Right Answers, Right Time. Despite such complexities, the scheduled maneuvers were perfectly calculated by one of the unsung heroes of the mission: an IBM 7094 Mode II computer, one of five located deep in the bowels of NASA's Mission Control Center near Houston. Primped and primed and ready to go for more than a year, the electronic memory housed in the grey, blue-trimmed cabinets had been taught all the incredible complications of orbital calculations, had learned the long, involved equations worked out by teams of crack mathematicians.
As information about Gemini 6 and Gemini 7 was fed back from NASA's worldwide tracking stations, the computer was ready to deliver, in microseconds, answers that its human tutors would take too long to supply. Its orders constantly changed Gemini 6's flight plan, pumped out new burn times, duration of burn, power of burn, direction of thrust. It was the computer, for example, that noticed the apogee was half a mile low and called for a tiny "tweak" burn at the second perigee. "During the rendezvous," says NASA Flight Director Chris Kraft proudly, "it gave us the right answers at the right time."
Over the Atlantic, during the third orbit of Gemini 6, the radar transmitter in the spacecraft's nose locked onto a transponder on Gemini 7. The transponder returned signals that were translated into position data by a computer aboard Gemini 6, now only 235 miles behind. At about the same time, the two capsules established voice contact. "We are reading you loud and clear," called Borman. "Good, Frank. See you soon," replied Schirra confidently. "We will be up there shortly."
Blue Lights.
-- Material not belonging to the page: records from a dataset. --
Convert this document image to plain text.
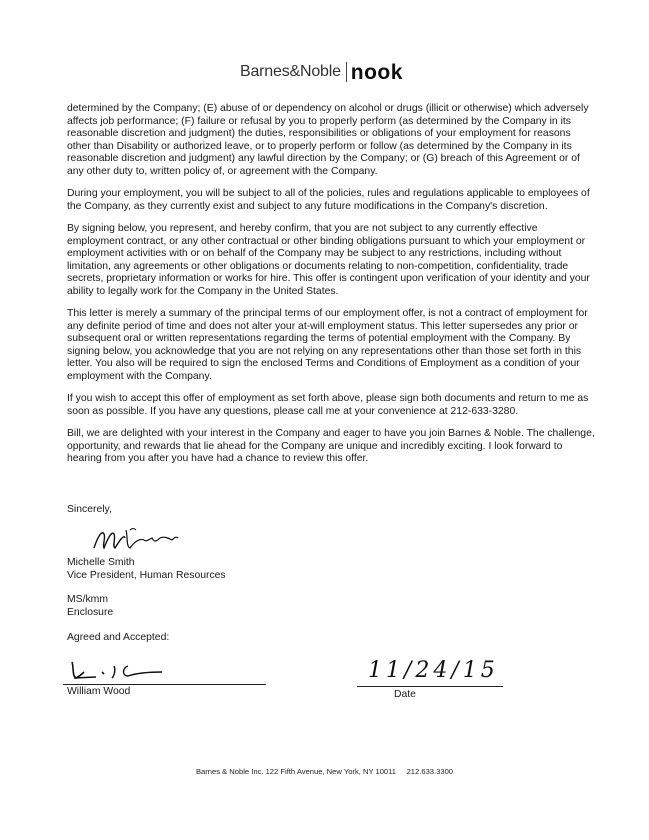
Barnes&Noble nook

determined by the Company; (E) abuse of or dependency on alcohol or drugs (illicit or otherwise) which adversely affects job performance; (F) failure or refusal by you to properly perform (as determined by the Company in its reasonable discretion and judgment) the duties, responsibilities or obligations of your employment for reasons other than Disability or authorized leave, or to properly perform or follow (as determined by the Company in its reasonable discretion and judgment) any lawful direction by the Company; or (G) breach of this Agreement or of any other duty to, written policy of, or agreement with the Company.

During your employment, you will be subject to all of the policies, rules and regulations applicable to employees of the Company, as they currently exist and subject to any future modifications in the Company's discretion.

By signing below, you represent, and hereby confirm, that you are not subject to any currently effective employment contract, or any other contractual or other binding obligations pursuant to which your employment or employment activities with or on behalf of the Company may be subject to any restrictions, including without limitation, any agreements or other obligations or documents relating to non-competition, confidentiality, trade secrets, proprietary information or works for hire. This offer is contingent upon verification of your identity and your ability to legally work for the Company in the United States.

This letter is merely a summary of the principal terms of our employment offer, is not a contract of employment for any definite period of time and does not alter your at-will employment status. This letter supersedes any prior or subsequent oral or written representations regarding the terms of potential employment with the Company. By signing below, you acknowledge that you are not relying on any representations other than those set forth in this letter. You also will be required to sign the enclosed Terms and Conditions of Employment as a condition of your employment with the Company.

If you wish to accept this offer of employment as set forth above, please sign both documents and return to me as soon as possible. If you have any questions, please call me at your convenience at 212-633-3280.

Bill, we are delighted with your interest in the Company and eager to have you join Barnes & Noble. The challenge, opportunity, and rewards that lie ahead for the Company are unique and incredibly exciting. I look forward to hearing from you after you have had a chance to review this offer.

Sincerely,
Michelle Smith
Vice President, Human Resources
MS/kmm
Enclosure
Agreed and Accepted:
William Wood
11/24/15
Date
Barnes & Noble Inc. 122 Fifth Avenue, New York, NY 10011     212.633.3300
After Gemini 6 was jockeyed into a nearly circular orbit 170 miles above the earth and only 17 miles below Gemini 7's flight path, Copilot Stafford caught his first glimpse of 7's blue acquisition lights pulsing in the blackness above the South Atlantic. "Spotted Gemini 7 at 12 o'clock high," he reported.
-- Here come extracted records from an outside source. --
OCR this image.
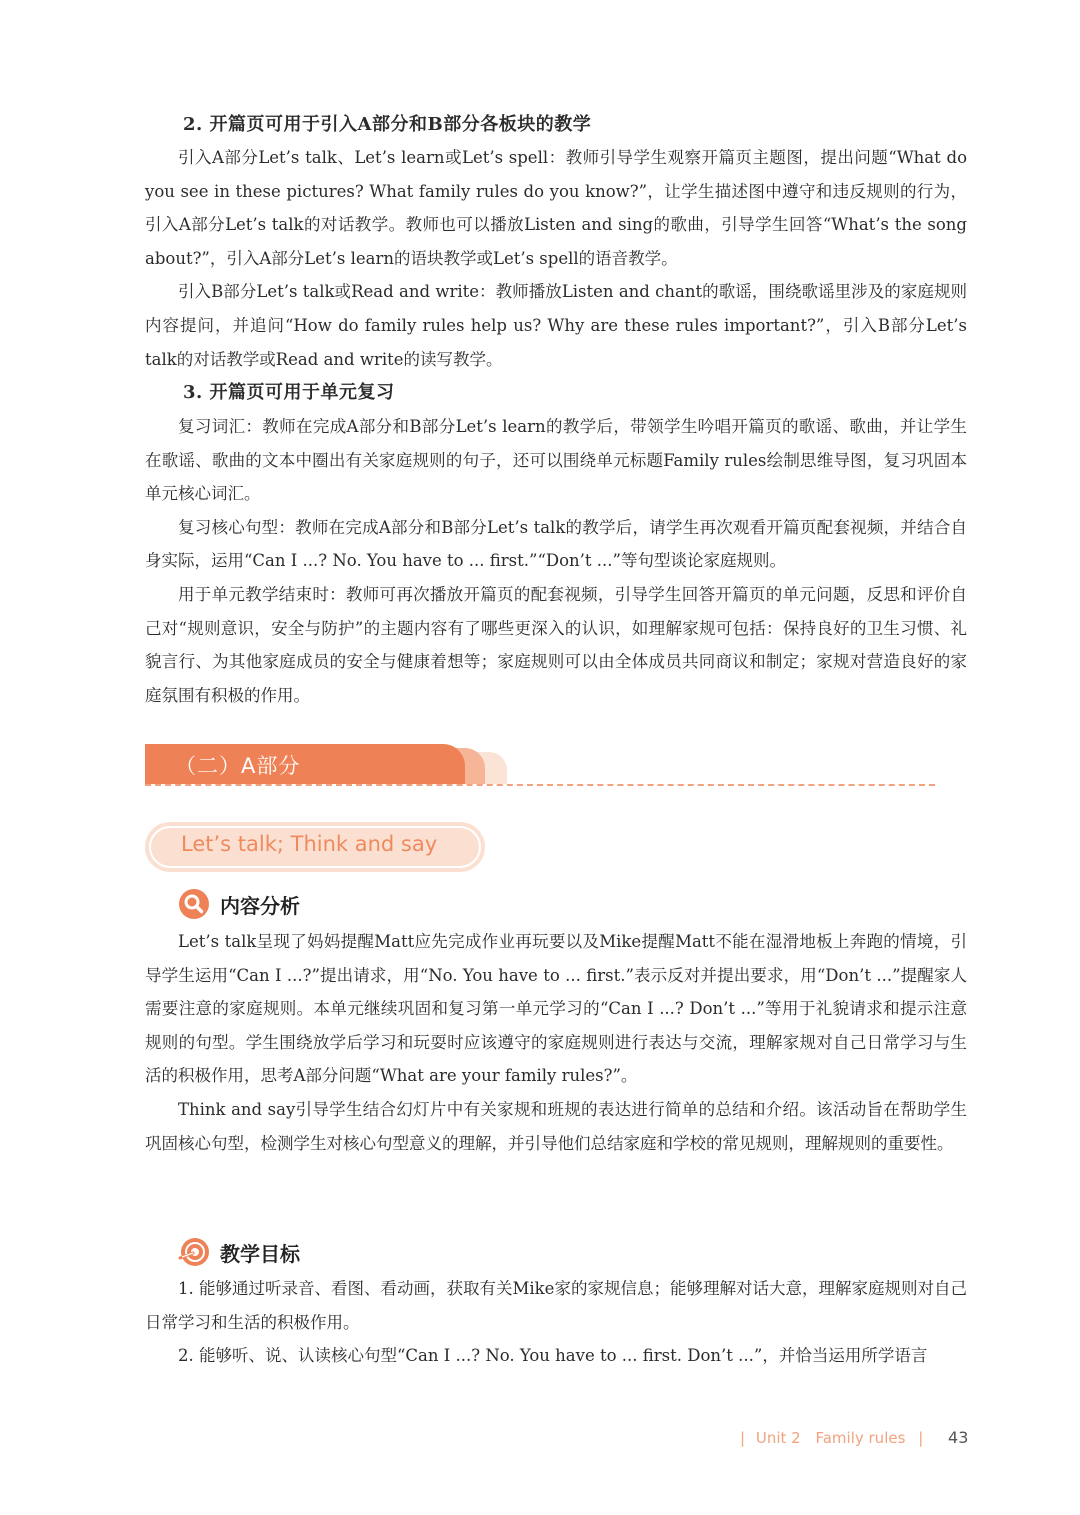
2. 开篇页可用于引入A部分和B部分各板块的教学

引入A部分Let’s talk、Let’s learn或Let’s spell：教师引导学生观察开篇页主题图，提出问题“What do you see in these pictures? What family rules do you know?”，让学生描述图中遵守和违反规则的行为，引入A部分Let’s talk的对话教学。教师也可以播放Listen and sing的歌曲，引导学生回答“What’s the song about?”，引入A部分Let’s learn的语块教学或Let’s spell的语音教学。

引入B部分Let’s talk或Read and write：教师播放Listen and chant的歌谣，围绕歌谣里涉及的家庭规则内容提问，并追问“How do family rules help us? Why are these rules important?”，引入B部分Let’s talk的对话教学或Read and write的读写教学。

3. 开篇页可用于单元复习

复习词汇：教师在完成A部分和B部分Let’s learn的教学后，带领学生吟唱开篇页的歌谣、歌曲，并让学生在歌谣、歌曲的文本中圈出有关家庭规则的句子，还可以围绕单元标题Family rules绘制思维导图，复习巩固本单元核心词汇。

复习核心句型：教师在完成A部分和B部分Let’s talk的教学后，请学生再次观看开篇页配套视频，并结合自身实际，运用“Can I ...? No. You have to ... first.”“Don’t ...”等句型谈论家庭规则。

用于单元教学结束时：教师可再次播放开篇页的配套视频，引导学生回答开篇页的单元问题，反思和评价自己对“规则意识，安全与防护”的主题内容有了哪些更深入的认识，如理解家规可包括：保持良好的卫生习惯、礼貌言行、为其他家庭成员的安全与健康着想等；家庭规则可以由全体成员共同商议和制定；家规对营造良好的家庭氛围有积极的作用。

（二）A部分
Let’s talk; Think and say
内容分析

Let’s talk呈现了妈妈提醒Matt应先完成作业再玩要以及Mike提醒Matt不能在湿滑地板上奔跑的情境，引导学生运用“Can I ...?”提出请求，用“No. You have to ... first.”表示反对并提出要求，用“Don’t ...”提醒家人需要注意的家庭规则。本单元继续巩固和复习第一单元学习的“Can I ...? Don’t ...”等用于礼貌请求和提示注意规则的句型。学生围绕放学后学习和玩耍时应该遵守的家庭规则进行表达与交流，理解家规对自己日常学习与生活的积极作用，思考A部分问题“What are your family rules?”。

Think and say引导学生结合幻灯片中有关家规和班规的表达进行简单的总结和介绍。该活动旨在帮助学生巩固核心句型，检测学生对核心句型意义的理解，并引导他们总结家庭和学校的常见规则，理解规则的重要性。

教学目标

1. 能够通过听录音、看图、看动画，获取有关Mike家的家规信息；能够理解对话大意，理解家庭规则对自己日常学习和生活的积极作用。

2. 能够听、说、认读核心句型“Can I ...? No. You have to ... first. Don’t ...”，并恰当运用所学语言

| Unit 2 Family rules | 43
Astronauts Borman and Lovell, who had been flying most of their mission in underwear, were now in their space suits. If the two spacecraft inadvertently bumped, their skins might rupture and the astronauts would need protection against decompression of the cabin. Meanwhile, Schirra made another posigrade burn to lift his ship into a higher orbit that would lead to its meeting with Gemini 7.